A strange new quantum state appears when atoms get “frustrated”

In research published in Nature Materials, Wilson's team describes a new way to use a phenomenon known as frustration of long range order in a material to create unconventional magnetic states. These states may eventually have relevance for quantum technologies. Wilson emphasized that the work focuses on basic science rather than immediate applications. "This is fundamental science aimed at addressing a basic question. It's meant to probe what physics may be possible for future devices."

Their study, titled "Interleaved bond frustration in a triangular lattice antiferromagnet," examines how multiple forms of frustration can arise in these systems. One important type is geometric frustration. This occurs when magnetic moments in a material cannot settle into a single stable pattern and instead remain in a fluctuating configuration.

Tiny Atomic Magnets and Frustrated Geometry

Wilson explained magnetism using a simple analogy. "You can think of magnetism as being derived from tiny bar magnets sitting at the atomic sites in a crystal lattice," he said. These tiny magnets are called magnetic dipole moments. Depending on the structure of a material, they interact with one another and arrange themselves in ways that minimize their energy or, in other words, reach their ground state. The ground state represents the lowest possible energy configuration of a system, and at absolute zero temperature every system exists in this state.

Wilson continued, "If those magnetic moments interact in a way that wants them to point antiparallel to one another, we call that antiferromagnetism." In a square arrangement of atoms, this interaction works easily. Each magnetic moment can point opposite to its neighbors, producing a stable configuration.

However, things change when the atoms form a triangular arrangement. In that geometry, it becomes impossible for every magnetic moment to point opposite to all of its neighbors at the same time. As Wilson described it, the moments begin competing with each other. They are effectively frustrated because the geometry of the lattice prevents them from achieving the lowest energy arrangement. The system tries to reach equilibrium but cannot fully do so because of the structure it occupies.

Bond Frustration and Electron Sharing

A similar type of frustration can occur in another aspect of electrons. Instead of involving magnetism, it can arise from electron charge. When two nearby ions attempt to share an electron across a bond, they may form what scientists call an atomic dimer.

Just as magnetic interactions can be frustrated in certain lattice structures, these dimers can also face restrictions in geometries such as triangular lattices or honeycomb networks. The result can be a network of bonds that is itself frustrated.
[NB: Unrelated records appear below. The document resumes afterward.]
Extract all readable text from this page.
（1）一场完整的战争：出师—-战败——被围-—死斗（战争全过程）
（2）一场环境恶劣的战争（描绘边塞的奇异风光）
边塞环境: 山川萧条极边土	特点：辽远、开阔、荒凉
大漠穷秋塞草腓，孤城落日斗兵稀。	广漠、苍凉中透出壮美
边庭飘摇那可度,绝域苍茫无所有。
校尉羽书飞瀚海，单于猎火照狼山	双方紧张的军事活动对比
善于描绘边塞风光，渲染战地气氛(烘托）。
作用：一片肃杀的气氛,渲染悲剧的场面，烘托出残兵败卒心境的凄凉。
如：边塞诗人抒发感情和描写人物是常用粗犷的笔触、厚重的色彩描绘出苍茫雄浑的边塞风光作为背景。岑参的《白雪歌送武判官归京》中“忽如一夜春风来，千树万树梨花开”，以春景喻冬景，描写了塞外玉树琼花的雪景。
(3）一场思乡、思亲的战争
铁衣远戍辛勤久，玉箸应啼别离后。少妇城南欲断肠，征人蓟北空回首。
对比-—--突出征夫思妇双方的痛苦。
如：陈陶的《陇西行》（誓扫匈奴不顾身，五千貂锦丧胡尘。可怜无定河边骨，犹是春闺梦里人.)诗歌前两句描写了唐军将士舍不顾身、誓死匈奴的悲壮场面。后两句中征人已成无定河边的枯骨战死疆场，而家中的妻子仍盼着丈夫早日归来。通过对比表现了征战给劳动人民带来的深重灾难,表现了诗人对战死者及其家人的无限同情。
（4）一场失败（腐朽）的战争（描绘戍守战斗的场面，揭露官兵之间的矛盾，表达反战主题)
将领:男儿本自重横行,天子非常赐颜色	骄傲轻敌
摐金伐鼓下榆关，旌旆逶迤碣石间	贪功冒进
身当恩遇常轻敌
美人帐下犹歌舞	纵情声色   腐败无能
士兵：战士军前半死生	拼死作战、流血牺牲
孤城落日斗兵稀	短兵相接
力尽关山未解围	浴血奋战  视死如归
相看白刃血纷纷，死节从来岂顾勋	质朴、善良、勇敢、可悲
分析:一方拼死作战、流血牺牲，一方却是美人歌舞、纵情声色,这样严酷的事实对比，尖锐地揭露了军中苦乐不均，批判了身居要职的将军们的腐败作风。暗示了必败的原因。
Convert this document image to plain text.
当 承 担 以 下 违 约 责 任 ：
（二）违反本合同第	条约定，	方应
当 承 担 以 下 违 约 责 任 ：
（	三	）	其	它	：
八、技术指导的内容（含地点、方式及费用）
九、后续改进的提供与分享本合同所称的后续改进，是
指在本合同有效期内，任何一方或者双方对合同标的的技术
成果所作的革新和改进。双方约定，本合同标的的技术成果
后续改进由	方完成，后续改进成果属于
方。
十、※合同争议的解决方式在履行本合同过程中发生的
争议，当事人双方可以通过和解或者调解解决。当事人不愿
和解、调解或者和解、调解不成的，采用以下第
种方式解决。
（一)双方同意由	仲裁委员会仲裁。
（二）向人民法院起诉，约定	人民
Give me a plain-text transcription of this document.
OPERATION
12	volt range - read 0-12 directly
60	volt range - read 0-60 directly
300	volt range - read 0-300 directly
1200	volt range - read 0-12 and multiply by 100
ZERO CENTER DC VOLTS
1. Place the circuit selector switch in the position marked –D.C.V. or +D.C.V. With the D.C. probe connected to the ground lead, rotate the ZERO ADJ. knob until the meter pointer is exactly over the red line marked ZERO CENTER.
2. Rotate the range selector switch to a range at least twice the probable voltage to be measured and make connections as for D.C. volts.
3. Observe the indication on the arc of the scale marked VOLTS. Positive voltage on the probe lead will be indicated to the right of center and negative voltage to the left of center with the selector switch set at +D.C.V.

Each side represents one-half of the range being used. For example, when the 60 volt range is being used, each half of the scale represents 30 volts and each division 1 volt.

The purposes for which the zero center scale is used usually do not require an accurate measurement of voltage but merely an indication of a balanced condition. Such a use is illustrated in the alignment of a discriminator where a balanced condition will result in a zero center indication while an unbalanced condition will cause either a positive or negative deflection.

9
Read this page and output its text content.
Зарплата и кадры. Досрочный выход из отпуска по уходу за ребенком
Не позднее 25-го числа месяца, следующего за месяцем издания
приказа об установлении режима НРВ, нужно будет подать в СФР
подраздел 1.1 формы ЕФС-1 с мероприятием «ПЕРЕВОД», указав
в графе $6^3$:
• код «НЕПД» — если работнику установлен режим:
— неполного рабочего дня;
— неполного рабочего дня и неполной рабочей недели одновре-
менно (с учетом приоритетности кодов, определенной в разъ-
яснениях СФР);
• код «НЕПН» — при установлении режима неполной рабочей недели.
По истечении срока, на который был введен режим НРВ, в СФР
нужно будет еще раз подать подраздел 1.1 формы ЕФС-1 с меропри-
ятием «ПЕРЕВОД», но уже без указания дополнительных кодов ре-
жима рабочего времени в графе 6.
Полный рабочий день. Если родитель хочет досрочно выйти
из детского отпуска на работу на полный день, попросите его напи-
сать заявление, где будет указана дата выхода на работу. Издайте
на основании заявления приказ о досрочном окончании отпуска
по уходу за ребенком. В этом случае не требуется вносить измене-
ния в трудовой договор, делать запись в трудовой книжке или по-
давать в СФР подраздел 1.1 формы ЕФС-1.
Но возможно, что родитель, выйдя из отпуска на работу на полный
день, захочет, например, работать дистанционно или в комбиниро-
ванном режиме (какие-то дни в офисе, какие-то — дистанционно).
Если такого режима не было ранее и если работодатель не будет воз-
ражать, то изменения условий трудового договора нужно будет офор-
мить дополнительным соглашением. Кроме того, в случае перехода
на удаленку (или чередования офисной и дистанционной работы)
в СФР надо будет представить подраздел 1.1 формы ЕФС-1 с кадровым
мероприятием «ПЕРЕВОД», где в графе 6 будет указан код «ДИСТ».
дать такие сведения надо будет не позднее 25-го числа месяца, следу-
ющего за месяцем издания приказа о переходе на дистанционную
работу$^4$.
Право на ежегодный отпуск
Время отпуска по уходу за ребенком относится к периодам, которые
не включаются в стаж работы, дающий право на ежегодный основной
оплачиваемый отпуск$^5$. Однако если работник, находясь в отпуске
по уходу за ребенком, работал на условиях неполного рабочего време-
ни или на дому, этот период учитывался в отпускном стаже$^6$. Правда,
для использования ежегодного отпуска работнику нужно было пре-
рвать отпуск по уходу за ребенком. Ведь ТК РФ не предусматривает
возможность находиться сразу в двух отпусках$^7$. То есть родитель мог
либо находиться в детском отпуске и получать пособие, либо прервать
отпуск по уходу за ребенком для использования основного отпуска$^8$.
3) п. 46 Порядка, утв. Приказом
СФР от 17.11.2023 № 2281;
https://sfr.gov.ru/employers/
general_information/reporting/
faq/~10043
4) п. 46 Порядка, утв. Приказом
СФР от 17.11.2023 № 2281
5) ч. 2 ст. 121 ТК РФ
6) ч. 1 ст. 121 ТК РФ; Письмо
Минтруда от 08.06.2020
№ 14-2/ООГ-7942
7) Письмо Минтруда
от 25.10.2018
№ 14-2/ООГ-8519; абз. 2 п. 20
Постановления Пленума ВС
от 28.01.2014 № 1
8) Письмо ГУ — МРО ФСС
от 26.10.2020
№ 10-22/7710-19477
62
Such a network is often very sensitive to strain, and applying strain can partially relieve the frustration within the bonding pattern.

Wilson's study focuses on an extremely rare class of materials where both types of frustration exist at the same time. Magnetic frustration and bond frustration appear together in the same structure.

Coupling Two Frustrated Systems

Wilson described the finding as "exciting" because it opens a possible route to controlling one frustrated system by influencing the other. Over the past six or seven years, scientists have learned how to create frustrated magnetic states using materials built from triangular networks of lanthanides, a group of elements found along the bottom row of the periodic table.

"In principle, this triangular lattice network of properly chosen lanthanide moments can cause a special kind of intrinsically quantum disordered state to arise," Wilson said. The team's goal was to build on that idea. "One thing we tried to do in this project was to functionalize that exotic state by embedding it in a crystal lattice that has an additional degree of bond frustration."

Researchers know that quantum disordered magnetism can take several forms. Some of these states may support long range entanglement among spins, which is a key concept in quantum information science. Wilson explained, "Some states can host long-range entanglement of spins, which is of interest in the realm of quantum information. Gaining control over those states via applying a strain in the frustrated bond network would be exciting."

Toward Controlling Quantum States

When two frustrated systems exist together and are both highly sensitive to disturbances such as strain or magnetic fields, an important question emerges. Scientists want to know whether the two systems can influence each other. If one layer becomes ordered under certain conditions, it could potentially affect the other layer as well.

"It's a way of imparting in things a functionality or response to other things to which it would otherwise not respond," Wilson explained. "So, in principle, one can engineer large ferroic responses.You can apply a bit of strain, which induces magnetic order, or you can apply a bit of magnetic field and induce changes to the structure.

"Again, in principle, if you can find a quantum disordered ground state that hosts long-range entanglement, the question then becomes whether you can access that entanglement by, for instance, coupling to another layer, such as bond frustration."

Wilson is also interested in whether this approach could lead to multiple types of order emerging together. "Basically, you could have different types of order that get nucleated because of the proximity of these two frustrated lattices," he said. "That's the big-picture idea."